Two former E&Y employees brought a class and collective action alleging that E&Y misclassified its workers to deny overtime under the Fair Labor Standards Act (FLSA). Pursuant to the employment agreement, a district court ordered individual arbitration of the claims and dismissed the case. The employees appealed claiming that the employment agreement’s waiver of collective actions violated numerous federal statutes, including the NLRA and the FLSA.
The Ninth Circuit found the arbitration agreement violated Sections 7 and 8 of the NLRA, which protect concerted employee activity to improve working conditions. It held that the requirement that all claims be individually arbitrated was an “interference” with the rights the NLRA guarantees. Specifically, the Court stated:
“Sections 7 and 8 make the terms of the concerted action waiver unenforceable. The ‘separate proceedings’ clause prevents concerted activity by employees in arbitration proceedings, and the requirement that employees only use arbitration prevents the initiation of concerted legal action anywhere else. The result: interference with a protected Section 7 right in violation of Section 8. Thus, the ‘separate proceedings’ terms in the Ernst & Young contracts cannot be enforced.”
The opinion reconciles its decision with the Federal Arbitration Act by stating that the problem is not arbitration, but the prohibition on concerted legal claims.
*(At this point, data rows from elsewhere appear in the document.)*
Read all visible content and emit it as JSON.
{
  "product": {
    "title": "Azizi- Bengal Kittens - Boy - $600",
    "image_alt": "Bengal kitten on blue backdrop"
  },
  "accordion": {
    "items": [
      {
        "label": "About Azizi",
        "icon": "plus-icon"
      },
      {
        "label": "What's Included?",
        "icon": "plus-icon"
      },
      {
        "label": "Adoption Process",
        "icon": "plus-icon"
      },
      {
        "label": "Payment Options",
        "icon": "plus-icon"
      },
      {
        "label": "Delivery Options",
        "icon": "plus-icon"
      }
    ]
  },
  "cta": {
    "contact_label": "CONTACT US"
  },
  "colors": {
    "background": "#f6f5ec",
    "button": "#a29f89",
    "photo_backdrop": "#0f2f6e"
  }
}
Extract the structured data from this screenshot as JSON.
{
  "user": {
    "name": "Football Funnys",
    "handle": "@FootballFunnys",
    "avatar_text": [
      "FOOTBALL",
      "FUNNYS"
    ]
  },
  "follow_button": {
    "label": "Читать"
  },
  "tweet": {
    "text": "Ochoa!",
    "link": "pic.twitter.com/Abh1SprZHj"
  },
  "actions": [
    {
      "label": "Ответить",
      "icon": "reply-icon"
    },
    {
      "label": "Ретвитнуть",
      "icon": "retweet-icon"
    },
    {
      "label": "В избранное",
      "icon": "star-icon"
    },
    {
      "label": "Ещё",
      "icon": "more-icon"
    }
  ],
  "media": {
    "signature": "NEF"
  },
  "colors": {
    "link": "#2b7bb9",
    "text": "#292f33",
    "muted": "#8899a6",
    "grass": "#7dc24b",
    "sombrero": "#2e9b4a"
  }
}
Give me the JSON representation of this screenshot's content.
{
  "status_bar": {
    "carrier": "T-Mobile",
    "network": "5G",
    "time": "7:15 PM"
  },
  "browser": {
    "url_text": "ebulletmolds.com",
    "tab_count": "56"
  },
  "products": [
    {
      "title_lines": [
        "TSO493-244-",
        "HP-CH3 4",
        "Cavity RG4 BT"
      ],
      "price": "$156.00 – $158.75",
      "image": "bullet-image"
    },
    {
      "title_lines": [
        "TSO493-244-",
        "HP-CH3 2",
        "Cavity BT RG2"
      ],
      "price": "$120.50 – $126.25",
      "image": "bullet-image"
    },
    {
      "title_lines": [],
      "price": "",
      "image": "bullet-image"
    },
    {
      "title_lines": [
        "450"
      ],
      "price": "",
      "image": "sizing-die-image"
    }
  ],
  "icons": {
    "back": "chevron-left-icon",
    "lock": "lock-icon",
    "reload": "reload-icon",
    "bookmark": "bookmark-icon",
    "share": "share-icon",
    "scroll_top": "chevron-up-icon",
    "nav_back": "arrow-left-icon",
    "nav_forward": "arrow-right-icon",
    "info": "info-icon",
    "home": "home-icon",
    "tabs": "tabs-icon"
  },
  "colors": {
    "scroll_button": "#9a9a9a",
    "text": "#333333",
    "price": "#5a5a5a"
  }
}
The dissent, by Judge Ikuta, took issue with this and pointed out that the United States Supreme Court has held that waiver of class actions is typical in the arbitration context because class procedures create a scheme that is inconsistent with the FAA. As noted by Judge Ikuta, arbitration provides benefits of speed and informality—neither of which would be accomplished by class or collective actions. The dissent cited numerous examples where Courts had held that arbitration requirements were not vacated by federal statutes.
Within the Ninth Circuit’s jurisdiction, this decision may cause some immediate heartburn for employers and they may need to consider revising agreements. As we have noted before, collective and class actions on overtime issues are juicy temptations for plaintiff lawyers. Under this decision, even if there is an arbitration agreement prohibiting such actions, we should expect employees to take advantage of this new avenue for such claims.